『わたしが「カルト」に? ゆがんだ支配はすぐそばに』
日本キリスト教団出版局
齋藤篤、竹迫之著
四六判136頁、1650円税込

『わたしが「カルト」に?』(日本キリスト教団出版局)の2人の著者はカルトからの脱会者。現在は日本基督教団の牧師でカルト問題連絡会のメンバーだ。

齋藤篤さん(仙台宮城野教会牧師)は少年期、父親が借金を抱えて蒸発し何もかも失った。この世界に対する怒りに駆られ、どうしたら誰もが幸せに暮らせるようになるのかと本を読みあさった。中学1年生のとき『ノストラダムスの大予言』を読み、聖書の言葉が引用されていたことから聖書に関心を持った。そこに訪ねてきたのがエホバの証人だった。

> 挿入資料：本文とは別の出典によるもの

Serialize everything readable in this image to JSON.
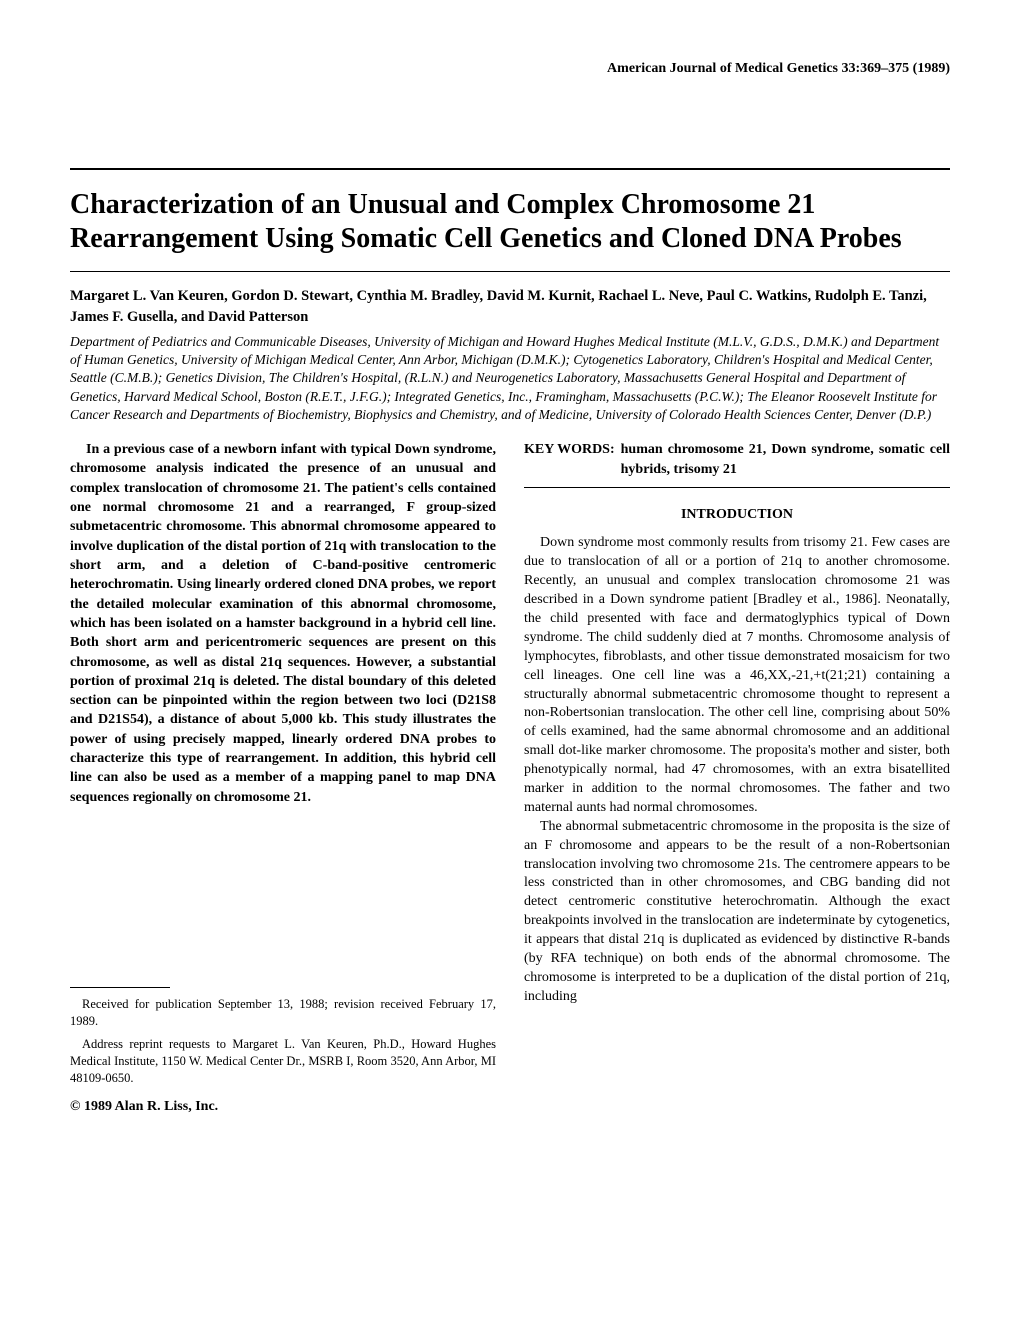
{
  "header": {
    "journal_reference": "American Journal of Medical Genetics 33:369–375 (1989)"
  },
  "title": "Characterization of an Unusual and Complex Chromosome 21 Rearrangement Using Somatic Cell Genetics and Cloned DNA Probes",
  "authors": "Margaret L. Van Keuren, Gordon D. Stewart, Cynthia M. Bradley, David M. Kurnit, Rachael L. Neve, Paul C. Watkins, Rudolph E. Tanzi, James F. Gusella, and David Patterson",
  "affiliations": "Department of Pediatrics and Communicable Diseases, University of Michigan and Howard Hughes Medical Institute (M.L.V., G.D.S., D.M.K.) and Department of Human Genetics, University of Michigan Medical Center, Ann Arbor, Michigan (D.M.K.); Cytogenetics Laboratory, Children's Hospital and Medical Center, Seattle (C.M.B.); Genetics Division, The Children's Hospital, (R.L.N.) and Neurogenetics Laboratory, Massachusetts General Hospital and Department of Genetics, Harvard Medical School, Boston (R.E.T., J.F.G.); Integrated Genetics, Inc., Framingham, Massachusetts (P.C.W.); The Eleanor Roosevelt Institute for Cancer Research and Departments of Biochemistry, Biophysics and Chemistry, and of Medicine, University of Colorado Health Sciences Center, Denver (D.P.)",
  "abstract": "In a previous case of a newborn infant with typical Down syndrome, chromosome analysis indicated the presence of an unusual and complex translocation of chromosome 21. The patient's cells contained one normal chromosome 21 and a rearranged, F group-sized submetacentric chromosome. This abnormal chromosome appeared to involve duplication of the distal portion of 21q with translocation to the short arm, and a deletion of C-band-positive centromeric heterochromatin. Using linearly ordered cloned DNA probes, we report the detailed molecular examination of this abnormal chromosome, which has been isolated on a hamster background in a hybrid cell line. Both short arm and pericentromeric sequences are present on this chromosome, as well as distal 21q sequences. However, a substantial portion of proximal 21q is deleted. The distal boundary of this deleted section can be pinpointed within the region between two loci (D21S8 and D21S54), a distance of about 5,000 kb. This study illustrates the power of using precisely mapped, linearly ordered DNA probes to characterize this type of rearrangement. In addition, this hybrid cell line can also be used as a member of a mapping panel to map DNA sequences regionally on chromosome 21.",
  "keywords": {
    "label": "KEY WORDS:",
    "text": "human chromosome 21, Down syndrome, somatic cell hybrids, trisomy 21"
  },
  "sections": {
    "introduction": {
      "heading": "INTRODUCTION",
      "paragraphs": [
        "Down syndrome most commonly results from trisomy 21. Few cases are due to translocation of all or a portion of 21q to another chromosome. Recently, an unusual and complex translocation chromosome 21 was described in a Down syndrome patient [Bradley et al., 1986]. Neonatally, the child presented with face and dermatoglyphics typical of Down syndrome. The child suddenly died at 7 months. Chromosome analysis of lymphocytes, fibroblasts, and other tissue demonstrated mosaicism for two cell lineages. One cell line was a 46,XX,-21,+t(21;21) containing a structurally abnormal submetacentric chromosome thought to represent a non-Robertsonian translocation. The other cell line, comprising about 50% of cells examined, had the same abnormal chromosome and an additional small dot-like marker chromosome. The proposita's mother and sister, both phenotypically normal, had 47 chromosomes, with an extra bisatellited marker in addition to the normal chromosomes. The father and two maternal aunts had normal chromosomes.",
        "The abnormal submetacentric chromosome in the proposita is the size of an F chromosome and appears to be the result of a non-Robertsonian translocation involving two chromosome 21s. The centromere appears to be less constricted than in other chromosomes, and CBG banding did not detect centromeric constitutive heterochromatin. Although the exact breakpoints involved in the translocation are indeterminate by cytogenetics, it appears that distal 21q is duplicated as evidenced by distinctive R-bands (by RFA technique) on both ends of the abnormal chromosome. The chromosome is interpreted to be a duplication of the distal portion of 21q, including"
      ]
    }
  },
  "footnotes": [
    "Received for publication September 13, 1988; revision received February 17, 1989.",
    "Address reprint requests to Margaret L. Van Keuren, Ph.D., Howard Hughes Medical Institute, 1150 W. Medical Center Dr., MSRB I, Room 3520, Ann Arbor, MI 48109-0650."
  ],
  "copyright": "© 1989 Alan R. Liss, Inc."
}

「この世界は悪魔によって支配されているから、悪魔によってさまざまな悪事が引き起こされているのだと。わたしにとって愛ある神が伝えられることよりも、父やこの世界に対する怒りに対して悪魔の存在を提示される方がより納得がいったのです。そして、悪魔の働きをすべて滅ぼす『エホバ神』の存在を知ることになります」

エホバ神を知る唯一の道は、エホバ神がただひとつの経路としたエホバの証人の組織(ものみの塔聖書冊子協会)から、聖書を学び続けることだと教えられた。3年間の学びの後バプテスマを受けた。

だがエホバの証人では禁じられていた大学進学を希望したため、長老から「神の裁きを受けてもいいのか」と精神的な圧力を受けるようになった。組織から離れ大学へ行ったが、しっかり身にしみこんでいた「滅び」や「神がわたしを裁いている」との意識がつきまとったという。やがてキリスト教会に出会い牧師に相談したが、エホバの証人時代に「教会とは、悪魔の巣窟のような場所」と教えられていたため恐怖で礼拝に参加できなかった。組織に従順なら愛されるがそうでなければ滅びる、と恐怖心で縛るのはカルトの心理操作の常とう手段だ。

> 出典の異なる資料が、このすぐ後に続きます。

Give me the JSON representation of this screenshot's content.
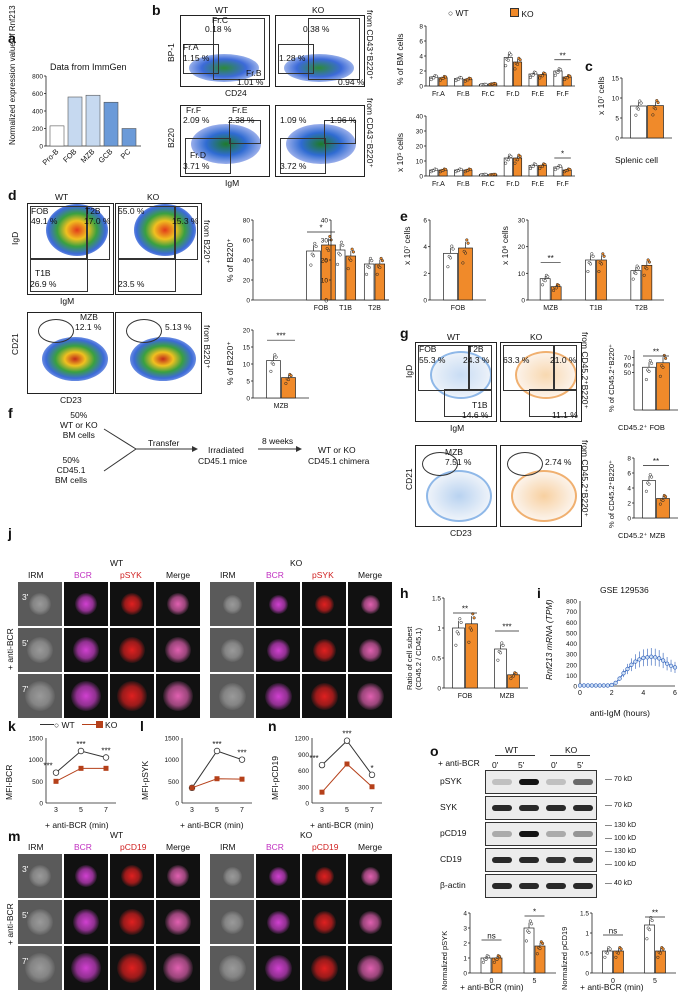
{
  "panel_labels": {
    "a": "a",
    "b": "b",
    "c": "c",
    "d": "d",
    "e": "e",
    "f": "f",
    "g": "g",
    "h": "h",
    "i": "i",
    "j": "j",
    "k": "k",
    "l": "l",
    "m": "m",
    "n": "n",
    "o": "o"
  },
  "wt": "WT",
  "ko": "KO",
  "colors": {
    "wt": "#ffffff",
    "ko": "#f08a2a",
    "a_bar": "#c6d9f0",
    "a_bar_dark": "#6b9ad8",
    "line_ko": "#b5401a",
    "blue": "#2a5cb8"
  },
  "panel_a": {
    "title": "Data from ImmGen",
    "ylabel": "Normalized expression value of Rnf213"
  },
  "panel_b": {
    "gate_top": {
      "x": "CD24",
      "y": "BP-1",
      "side": "from CD43⁺B220⁺",
      "wt": {
        "frc": "Fr.C",
        "frc_pct": "0.18 %",
        "fra": "Fr.A",
        "fra_pct": "1.15 %",
        "frb": "Fr.B",
        "frb_pct": "1.01 %"
      },
      "ko": {
        "frc_pct": "0.38 %",
        "fra_pct": "1.28 %",
        "frb_pct": "0.94 %"
      }
    },
    "gate_bottom": {
      "x": "IgM",
      "y": "B220",
      "side": "from CD43⁻B220⁺",
      "wt": {
        "frf": "Fr.F",
        "frf_pct": "2.09 %",
        "fre": "Fr.E",
        "fre_pct": "2.38 %",
        "frd": "Fr.D",
        "frd_pct": "3.71 %"
      },
      "ko": {
        "frf_pct": "1.09 %",
        "fre_pct": "1.96 %",
        "frd_pct": "3.72 %"
      }
    },
    "ylabel_top": "% of BM cells",
    "ylabel_bottom": "x 10⁵ cells",
    "sig_top": "**",
    "sig_bottom": "*"
  },
  "panel_c": {
    "ylabel": "x 10⁷ cells",
    "xlabel": "Splenic cell"
  },
  "panel_d": {
    "top": {
      "x": "IgM",
      "y": "IgD",
      "side": "from B220⁺",
      "wt": {
        "fob": "FOB",
        "fob_pct": "49.1 %",
        "t2b": "T2B",
        "t2b_pct": "17.0 %",
        "t1b": "T1B",
        "t1b_pct": "26.9 %"
      },
      "ko": {
        "fob_pct": "55.0 %",
        "t2b_pct": "15.3 %",
        "t1b_pct": "23.5 %"
      }
    },
    "bottom": {
      "x": "CD23",
      "y": "CD21",
      "side": "from B220⁺",
      "wt": {
        "mzb": "MZB",
        "mzb_pct": "12.1 %"
      },
      "ko": {
        "mzb_pct": "5.13 %"
      }
    },
    "ylabel": "% of B220⁺",
    "sig_fob": "*",
    "sig_mzb": "***"
  },
  "panel_e": {
    "ylabel1": "x 10⁷ cells",
    "ylabel2": "x 10⁶ cells",
    "sig": "**"
  },
  "panel_f": {
    "wt_line1": "50%",
    "wt_line2": "WT or KO",
    "wt_line3": "BM cells",
    "cd_line1": "50%",
    "cd_line2": "CD45.1",
    "cd_line3": "BM cells",
    "transfer": "Transfer",
    "irr1": "Irradiated",
    "irr2": "CD45.1 mice",
    "weeks": "8 weeks",
    "res1": "WT or KO",
    "res2": "CD45.1 chimera"
  },
  "panel_g": {
    "top": {
      "x": "IgM",
      "y": "IgD",
      "side": "from CD45.2⁺B220⁺",
      "wt": {
        "fob": "FOB",
        "fob_pct": "55.3 %",
        "t2b": "T2B",
        "t2b_pct": "24.3 %",
        "t1b": "T1B",
        "t1b_pct": "14.6 %"
      },
      "ko": {
        "fob_pct": "63.3 %",
        "t2b_pct": "21.0 %",
        "t1b_pct": "11.1 %"
      }
    },
    "bottom": {
      "x": "CD23",
      "y": "CD21",
      "side": "from CD45.2⁺B220⁺",
      "wt": {
        "mzb": "MZB",
        "mzb_pct": "7.51 %"
      },
      "ko": {
        "mzb_pct": "2.74 %"
      }
    },
    "ylabel_top": "% of CD45.2⁺B220⁺",
    "ylabel_bottom": "% of CD45.2⁺B220⁺",
    "x_top": "CD45.2⁺ FOB",
    "x_bottom": "CD45.2⁺ MZB",
    "sig": "**"
  },
  "panel_h": {
    "ylabel1": "Ratio of cell subest",
    "ylabel2": "(CD45.2 / CD45.1)",
    "sig1": "**",
    "sig2": "***"
  },
  "panel_i": {
    "title": "GSE 129536",
    "ylabel": "Rnf213 mRNA (TPM)",
    "xlabel": "anti-IgM (hours)"
  },
  "panel_j": {
    "cols": [
      "IRM",
      "BCR",
      "pSYK",
      "Merge"
    ],
    "rows": [
      "3'",
      "5'",
      "7'"
    ],
    "side": "+ anti-BCR"
  },
  "panel_k": {
    "ylabel": "MFI-BCR",
    "xlabel": "+ anti-BCR (min)",
    "sig": [
      "***",
      "***",
      "***"
    ]
  },
  "panel_l": {
    "ylabel": "MFI-pSYK",
    "xlabel": "+ anti-BCR (min)",
    "sig": [
      "***",
      "***"
    ]
  },
  "panel_n": {
    "ylabel": "MFI-pCD19",
    "xlabel": "+ anti-BCR (min)",
    "sig": [
      "***",
      "***",
      "*"
    ]
  },
  "panel_m": {
    "cols": [
      "IRM",
      "BCR",
      "pCD19",
      "Merge"
    ],
    "rows": [
      "3'",
      "5'",
      "7'"
    ],
    "side": "+ anti-BCR"
  },
  "panel_o": {
    "treat": "+ anti-BCR",
    "times": [
      "0'",
      "5'",
      "0'",
      "5'"
    ],
    "rows": [
      {
        "name": "pSYK",
        "kd": "70 kD"
      },
      {
        "name": "SYK",
        "kd": "70 kD"
      },
      {
        "name": "pCD19",
        "kd": "130 kD",
        "kd2": "100 kD"
      },
      {
        "name": "CD19",
        "kd": "130 kD",
        "kd2": "100 kD"
      },
      {
        "name": "β-actin",
        "kd": "40 kD"
      }
    ],
    "ylabel1": "Normalized pSYK",
    "ylabel2": "Normalized pCD19",
    "xlabel": "+ anti-BCR (min)",
    "sig1": [
      "ns",
      "*"
    ],
    "sig2": [
      "ns",
      "**"
    ]
  },
  "chart_data": [
    {
      "type": "bar",
      "id": "a",
      "title": "Data from ImmGen",
      "ylabel": "Normalized expression value of Rnf213",
      "categories": [
        "Pro-B",
        "FOB",
        "MZB",
        "GCB",
        "PC"
      ],
      "values": [
        230,
        560,
        580,
        500,
        200
      ],
      "ylim": [
        0,
        800
      ],
      "yticks": [
        0,
        200,
        400,
        600,
        800
      ]
    },
    {
      "type": "bar",
      "id": "b_top",
      "ylabel": "% of BM cells",
      "categories": [
        "Fr.A",
        "Fr.B",
        "Fr.C",
        "Fr.D",
        "Fr.E",
        "Fr.F"
      ],
      "series": [
        {
          "name": "WT",
          "values": [
            1.2,
            1.0,
            0.2,
            3.8,
            1.6,
            2.0
          ]
        },
        {
          "name": "KO",
          "values": [
            1.1,
            0.9,
            0.3,
            3.2,
            1.5,
            1.2
          ]
        }
      ],
      "ylim": [
        0,
        8
      ]
    },
    {
      "type": "bar",
      "id": "b_bottom",
      "ylabel": "x 10⁵ cells",
      "categories": [
        "Fr.A",
        "Fr.B",
        "Fr.C",
        "Fr.D",
        "Fr.E",
        "Fr.F"
      ],
      "series": [
        {
          "name": "WT",
          "values": [
            4,
            4,
            1,
            12,
            7,
            6
          ]
        },
        {
          "name": "KO",
          "values": [
            4,
            4,
            1,
            12,
            7,
            4
          ]
        }
      ],
      "ylim": [
        0,
        40
      ]
    },
    {
      "type": "bar",
      "id": "c",
      "ylabel": "x 10⁷ cells",
      "categories": [
        "Splenic cell"
      ],
      "series": [
        {
          "name": "WT",
          "values": [
            8.0
          ]
        },
        {
          "name": "KO",
          "values": [
            8.1
          ]
        }
      ],
      "ylim": [
        0,
        15
      ]
    },
    {
      "type": "bar",
      "id": "d_top1",
      "ylabel": "% of B220⁺",
      "categories": [
        "FOB"
      ],
      "series": [
        {
          "name": "WT",
          "values": [
            49
          ]
        },
        {
          "name": "KO",
          "values": [
            55
          ]
        }
      ],
      "ylim": [
        0,
        80
      ]
    },
    {
      "type": "bar",
      "id": "d_top2",
      "categories": [
        "T1B",
        "T2B"
      ],
      "series": [
        {
          "name": "WT",
          "values": [
            25,
            18
          ]
        },
        {
          "name": "KO",
          "values": [
            22,
            18
          ]
        }
      ],
      "ylim": [
        0,
        40
      ]
    },
    {
      "type": "bar",
      "id": "d_bottom",
      "ylabel": "% of B220⁺",
      "categories": [
        "MZB"
      ],
      "series": [
        {
          "name": "WT",
          "values": [
            11
          ]
        },
        {
          "name": "KO",
          "values": [
            6
          ]
        }
      ],
      "ylim": [
        0,
        20
      ]
    },
    {
      "type": "bar",
      "id": "e1",
      "ylabel": "x 10⁷ cells",
      "categories": [
        "FOB"
      ],
      "series": [
        {
          "name": "WT",
          "values": [
            3.5
          ]
        },
        {
          "name": "KO",
          "values": [
            3.9
          ]
        }
      ],
      "ylim": [
        0,
        6
      ]
    },
    {
      "type": "bar",
      "id": "e2",
      "ylabel": "x 10⁶ cells",
      "categories": [
        "MZB",
        "T1B",
        "T2B"
      ],
      "series": [
        {
          "name": "WT",
          "values": [
            8,
            15,
            11
          ]
        },
        {
          "name": "KO",
          "values": [
            5,
            15,
            13
          ]
        }
      ],
      "ylim": [
        0,
        30
      ]
    },
    {
      "type": "bar",
      "id": "g_top",
      "ylabel": "% of CD45.2⁺B220⁺",
      "categories": [
        "CD45.2⁺ FOB"
      ],
      "series": [
        {
          "name": "WT",
          "values": [
            57
          ]
        },
        {
          "name": "KO",
          "values": [
            63
          ]
        }
      ],
      "ylim": [
        0,
        80
      ]
    },
    {
      "type": "bar",
      "id": "g_bottom",
      "ylabel": "% of CD45.2⁺B220⁺",
      "categories": [
        "CD45.2⁺ MZB"
      ],
      "series": [
        {
          "name": "WT",
          "values": [
            5.0
          ]
        },
        {
          "name": "KO",
          "values": [
            2.6
          ]
        }
      ],
      "ylim": [
        0,
        8
      ]
    },
    {
      "type": "bar",
      "id": "h",
      "ylabel": "Ratio of cell subest (CD45.2 / CD45.1)",
      "categories": [
        "FOB",
        "MZB"
      ],
      "series": [
        {
          "name": "WT",
          "values": [
            1.0,
            0.65
          ]
        },
        {
          "name": "KO",
          "values": [
            1.07,
            0.22
          ]
        }
      ],
      "ylim": [
        0,
        1.5
      ]
    },
    {
      "type": "line",
      "id": "i",
      "title": "GSE 129536",
      "ylabel": "Rnf213 mRNA (TPM)",
      "xlabel": "anti-IgM (hours)",
      "x": [
        0,
        0.25,
        0.5,
        0.75,
        1,
        1.25,
        1.5,
        1.75,
        2,
        2.25,
        2.5,
        2.75,
        3,
        3.25,
        3.5,
        3.75,
        4,
        4.25,
        4.5,
        4.75,
        5,
        5.25,
        5.5,
        5.75,
        6
      ],
      "y": [
        5,
        5,
        5,
        5,
        5,
        5,
        5,
        5,
        10,
        30,
        70,
        120,
        160,
        200,
        230,
        250,
        265,
        270,
        275,
        270,
        260,
        240,
        210,
        190,
        175
      ],
      "xlim": [
        0,
        6
      ],
      "ylim": [
        0,
        800
      ]
    },
    {
      "type": "line",
      "id": "k",
      "ylabel": "MFI-BCR",
      "xlabel": "+ anti-BCR (min)",
      "x": [
        3,
        5,
        7
      ],
      "series": [
        {
          "name": "WT",
          "values": [
            700,
            1200,
            1050
          ]
        },
        {
          "name": "KO",
          "values": [
            500,
            800,
            800
          ]
        }
      ],
      "ylim": [
        0,
        1500
      ]
    },
    {
      "type": "line",
      "id": "l",
      "ylabel": "MFI-pSYK",
      "xlabel": "+ anti-BCR (min)",
      "x": [
        3,
        5,
        7
      ],
      "series": [
        {
          "name": "WT",
          "values": [
            350,
            1200,
            1000
          ]
        },
        {
          "name": "KO",
          "values": [
            350,
            560,
            550
          ]
        }
      ],
      "ylim": [
        0,
        1500
      ]
    },
    {
      "type": "line",
      "id": "n",
      "ylabel": "MFI-pCD19",
      "xlabel": "+ anti-BCR (min)",
      "x": [
        3,
        5,
        7
      ],
      "series": [
        {
          "name": "WT",
          "values": [
            700,
            1150,
            520
          ]
        },
        {
          "name": "KO",
          "values": [
            200,
            720,
            300
          ]
        }
      ],
      "ylim": [
        0,
        1200
      ]
    },
    {
      "type": "bar",
      "id": "o1",
      "ylabel": "Normalized pSYK",
      "xlabel": "+ anti-BCR (min)",
      "categories": [
        "0",
        "5"
      ],
      "series": [
        {
          "name": "WT",
          "values": [
            1.0,
            3.0
          ]
        },
        {
          "name": "KO",
          "values": [
            1.0,
            1.8
          ]
        }
      ],
      "ylim": [
        0,
        4
      ]
    },
    {
      "type": "bar",
      "id": "o2",
      "ylabel": "Normalized pCD19",
      "xlabel": "+ anti-BCR (min)",
      "categories": [
        "0",
        "5"
      ],
      "series": [
        {
          "name": "WT",
          "values": [
            0.55,
            1.2
          ]
        },
        {
          "name": "KO",
          "values": [
            0.55,
            0.55
          ]
        }
      ],
      "ylim": [
        0,
        1.5
      ]
    }
  ]
}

竹迫之(いたる)さん(白河教会牧師)は大学受験の帰り「映画を見て人生の勉強をする社会人サークル」に誘われ、映画見放題のビデオセンターに通うようになった。宗教団体であることには気づかなかったという。

「聖書を知らないと映画もよくわからないよ」と説得され、統一協会の教義を解説するビデオを見せられた。聖書に触れたことがなかったので「そういうものか」と素直に見続けた。

「3か月もすると『教義』でアタマが完璧に仕上がっている状態になりました。そして誘われるままに『合宿』に参加しました。それはマインド・コントロールを一層強固にする仕掛けに満ちたイベントでしたが、…今の時代を生きているということは、歴史に選ばれた証拠なのだ! ということをいろいろな方法で説明されました。高揚感でいっぱいになったわたしは…統一協会のいうメシアの存在を信じるようになっていました。宗教に触れた経験が全くなかったため、『免疫』もなかったのだと思います」

本書では2人が、カルト問題の「今」、「カルト」とは何か?カルト被害防止のために、の3部構成で、身近にあるカルトの「ゆがんだ支配」を解き明かす。